Spandau Ballet’s True drowns out the silence until we pull into C.P. Garcia , where out of my own curiosity I begin to ask how long he’s been a taxi driver. He tells me he just started recently, and I begin to wonder how long ago that was, and whether it was true considering how crappy the car was but then again the cab still hasn’t fallen apart, and the air conditioner was still strong.
“Hardly enough to pay for fixing this taxi, it’s hard to draw in passengers with a bad looking car. Pati pag nag-chicks ka, diba ser? Dapat swabe yung kotse”
Manong had a point, if it was anyone other than myself, he wouldn’t be getting paid later. He drove a jeep before this cab, he told me. He thought it might bring in more money, but being unfamiliar with most of the roads beyond his usual route from Lawton to Project 6, and not being told by passengers how to get back to familiar roads after they depart, he’d usually make less money at the end of the night than he did when he was driving a jeep. B reakfast was pandesal and cobra, lunch is carenderia and cobra, Dinner is turo-turo and cobra and Marlboro. The red ones I think.

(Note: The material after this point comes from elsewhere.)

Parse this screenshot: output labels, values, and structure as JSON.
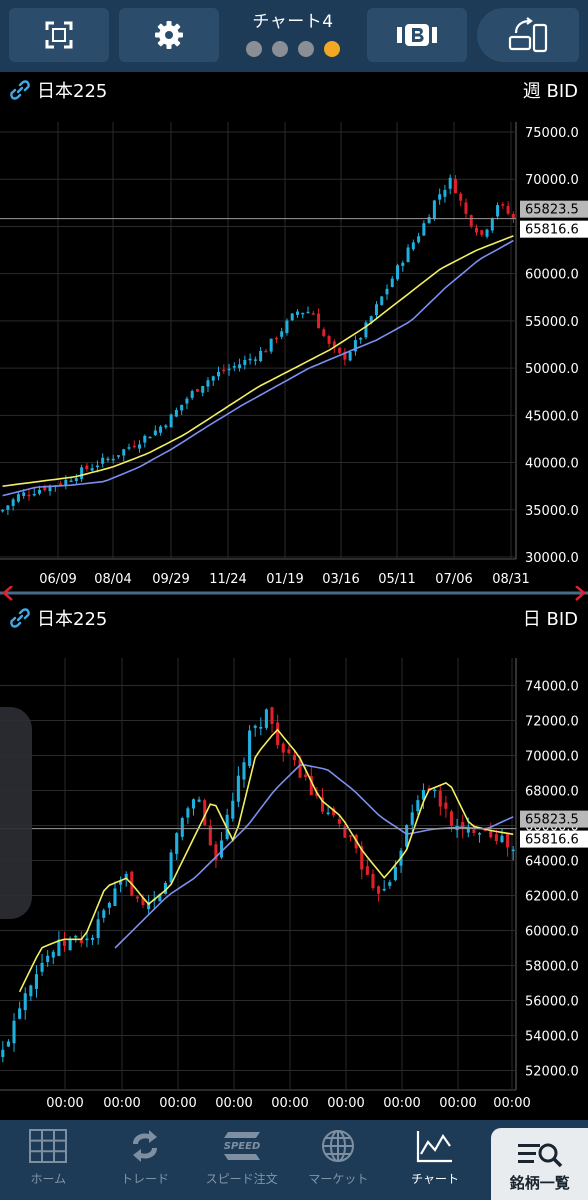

Pretty soon we were riding through Mindanao Ave and passing Tandang Sora, between the bright signposts of McDonalds, Jolibee and Mang Inasal, past the Church of Our Lady of the Annunciation with its luminous neon green rosary-shaped lights decorating the outline of the church, we drive into a drag race between trike drivers from I think Don Jose street, the roar of the bikes rattling both of us from our inert zombie like states. I remember saying “Tanginang yan” in disbelief. It wasn’t often that I’d see these races happen but I never expected that we’d be riding in the middle of one. It didn’t last though.
Manong jokes, asking if I’d pay extra to see him beat both of the bikes racing. I did my best The Rock impression and just raised an eyebrow at him, he just told me that he didn’t have enough gas for it anyway as he smiled. In my mind though, part of me just thought ‘sayang’. I wondered out loud how much the trike drivers bet each other, as we entered Quirino Highway.
There wasn’t much said as we were passing Holycross, and I told him to turn left at the next corner. We pulled into the two-lane street leading to the subdivision where I lived, passing the small born-again church and the empty, tall grass laden lots, past the half-open, hardly lit gate and the half-asleep guards, boxy townhouses and pulled right up to the only house with the lights still on by the outside gate.
The cab was still intact as I handed the taxi fare with the extra hundred slipped in, I told him to keep the change, which I assume made his night. he had asked me where he’d have to drive to get back to Quirino Highway, and I told him through the same way he got in.
In a minute or so he was gone, driving back into traffic, as I stood outside our gate, fiddling with the house keys, hoping that my mother had already drifted off to sleep. It was, after all, already two in the morning.